Solaiyappan Meiyappan, Bharti Santosh Kumar, Sharma Raj Kumar, Dbouk Mohamad, Nizam Wasay, Brock Malcolm V, Goggins Michael G, Bhujwalla Zaver M
Department of Radiology, The Johns Hopkins University School of Medicine, Baltimore, MD, USA.
Department of Pathology, The Johns Hopkins University School of Medicine, Baltimore, MD, USA.
Commun Med (Lond). 2025 Jan 21;5(1):24. doi: 10.1038/s43856-024-00727-0.
Routine screening to detect silent but deadly cancers such as pancreatic ductal adenocarcinoma (PDAC) can significantly improve survival, creating an important need for a convenient screening test. High-resolution proton (1H) magnetic resonance spectroscopy (MRS) of plasma identifies circulating metabolites that can allow detection of cancers such as PDAC that have highly dysregulated metabolism.

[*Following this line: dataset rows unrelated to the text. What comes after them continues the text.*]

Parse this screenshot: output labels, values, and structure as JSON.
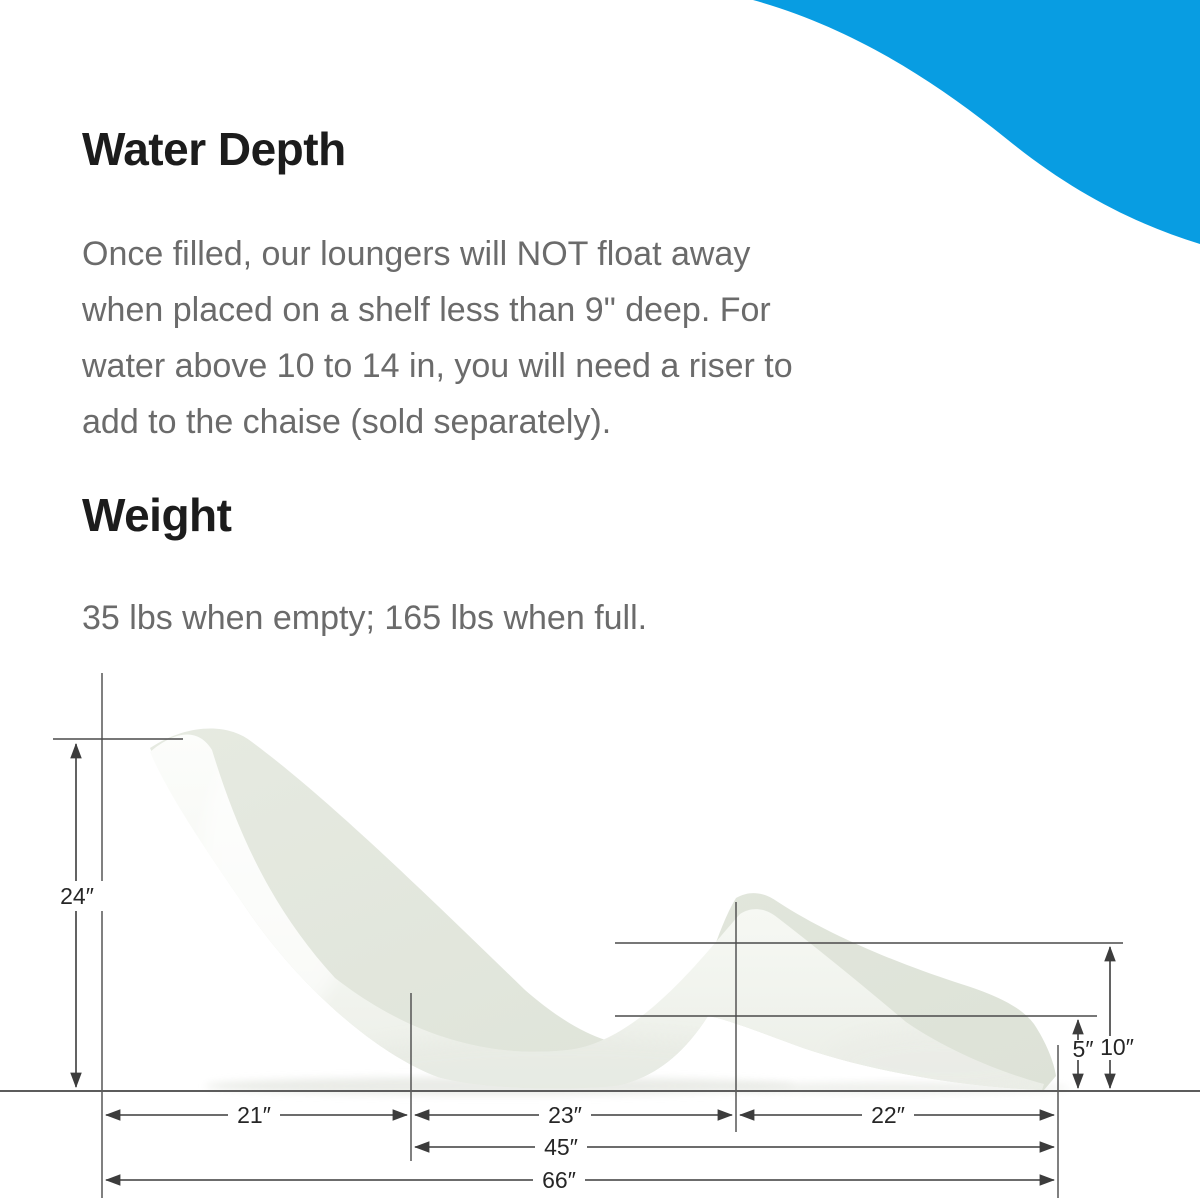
{
  "colors": {
    "accent_blue": "#089de2",
    "chaise_face": "#f8f9f6",
    "chaise_top_surface": "#e2e6dc"
  },
  "sections": [
    {
      "heading": "Water Depth",
      "lines": [
        "Once filled, our loungers will NOT float away",
        "when placed on a shelf less than 9\" deep. For",
        "water above 10 to 14 in, you will need a riser to",
        "add to the chaise (sold separately)."
      ]
    },
    {
      "heading": "Weight",
      "lines": [
        "35 lbs when empty; 165 lbs when full."
      ]
    }
  ],
  "diagram": {
    "subject": "Chaise lounger side-profile dimension diagram",
    "labels": {
      "overall_height": "24″",
      "back_section_length": "21″",
      "seat_section_length": "23″",
      "leg_section_length": "22″",
      "seat_plus_leg_length": "45″",
      "overall_length": "66″",
      "foot_end_height": "5″",
      "leg_rest_height": "10″"
    }
  }
}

We first acquired 1H MR spectra of human plasma samples classified as normal, benign pancreatic disease and malignant (PDAC). We next trained a system of artificial neural networks (ANNs) to process and discriminate these three classes using the full spectrum range and resolution of the acquired spectral data. We then identified and ranked spectral regions that played a salient role in the discrimination to provide interpretability of the results. We tested the accuracy of the ANN performance using blinded plasma samples.

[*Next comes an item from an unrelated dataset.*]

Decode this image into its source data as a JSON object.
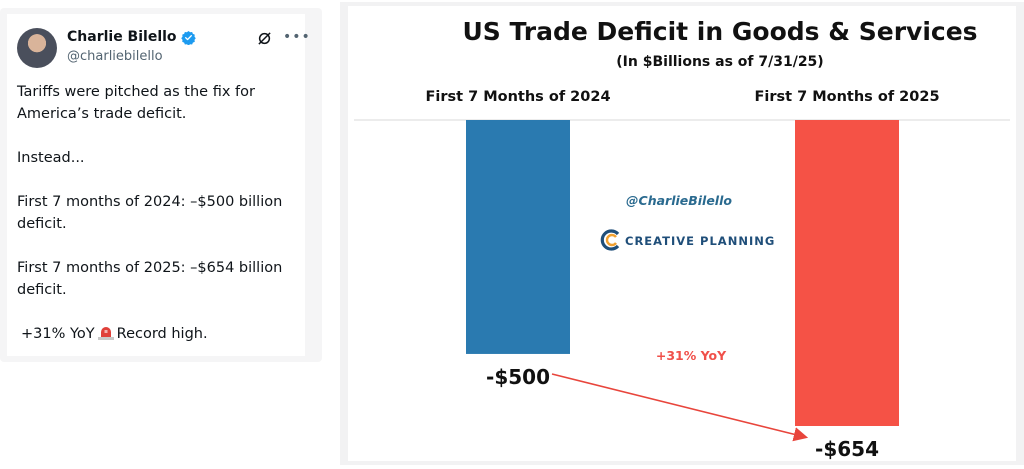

We show that our ANN approach yields, in a cross validation-based training of 170 samples, a sensitivity and a specificity of 100% for malignant versus non-malignant (normal and disease combined) discrimination. The trained ANNs achieve a sensitivity and specificity of 87.5% and 93.1% respectively (AUC: ROC = 0.931, P-R = 0.854), with 45 blinded plasma samples. Further, we show that the salient spectral regions of the ANN discrimination correspond to metabolites of known importance for their role in cancers.
Our results demonstrate that the ANN approach presented here can identify PDAC from 1H MR plasma spectra to provide a convenient plasma-based assay for population-level screening of PDAC. The ANN approach can be suitably expanded to detect other cancers with metabolic dysregulation.
常规筛查以检测诸如胰腺导管腺癌(PDAC)等隐匿但致命的癌症可显著提高生存率,因此迫切需要一种便捷的筛查测试。血浆的高分辨率质子(1H)磁共振波谱(MRS)可识别循环代谢物,从而能够检测出代谢高度失调的癌症,如PDAC。
我们首先获取了分类为正常、良性胰腺疾病和恶性(PDAC)的人体血浆样本的1H MR波谱。接下来,我们训练了一个人工神经网络(ANN)系统,以使用所采集光谱数据的全谱范围和分辨率来处理和区分这三类样本。然后,我们识别并排列了在区分过程中起显著作用的光谱区域,以提供结果的可解释性。我们使用盲法血浆样本测试了ANN性能的准确性。
我们表明,在基于170个样本的交叉验证训练中,我们的ANN方法对恶性与非恶性(正常和疾病合并)的区分具有100%的敏感性和特异性。对于45个盲法血浆样本,训练后的ANN分别实现了87.5%的敏感性和93.1%的特异性(AUC:ROC = 0.931,P-R = 0.854)。此外,我们表明ANN区分的显著光谱区域对应于因其在癌症中的作用而已知具有重要意义的代谢物。
我们的结果表明,本文提出的ANN方法可从1H MR血浆波谱中识别出PDAC,从而为基于血浆的PDAC人群水平筛查提供一种便捷的检测方法。ANN方法可适当地扩展以检测其他代谢失调的癌症。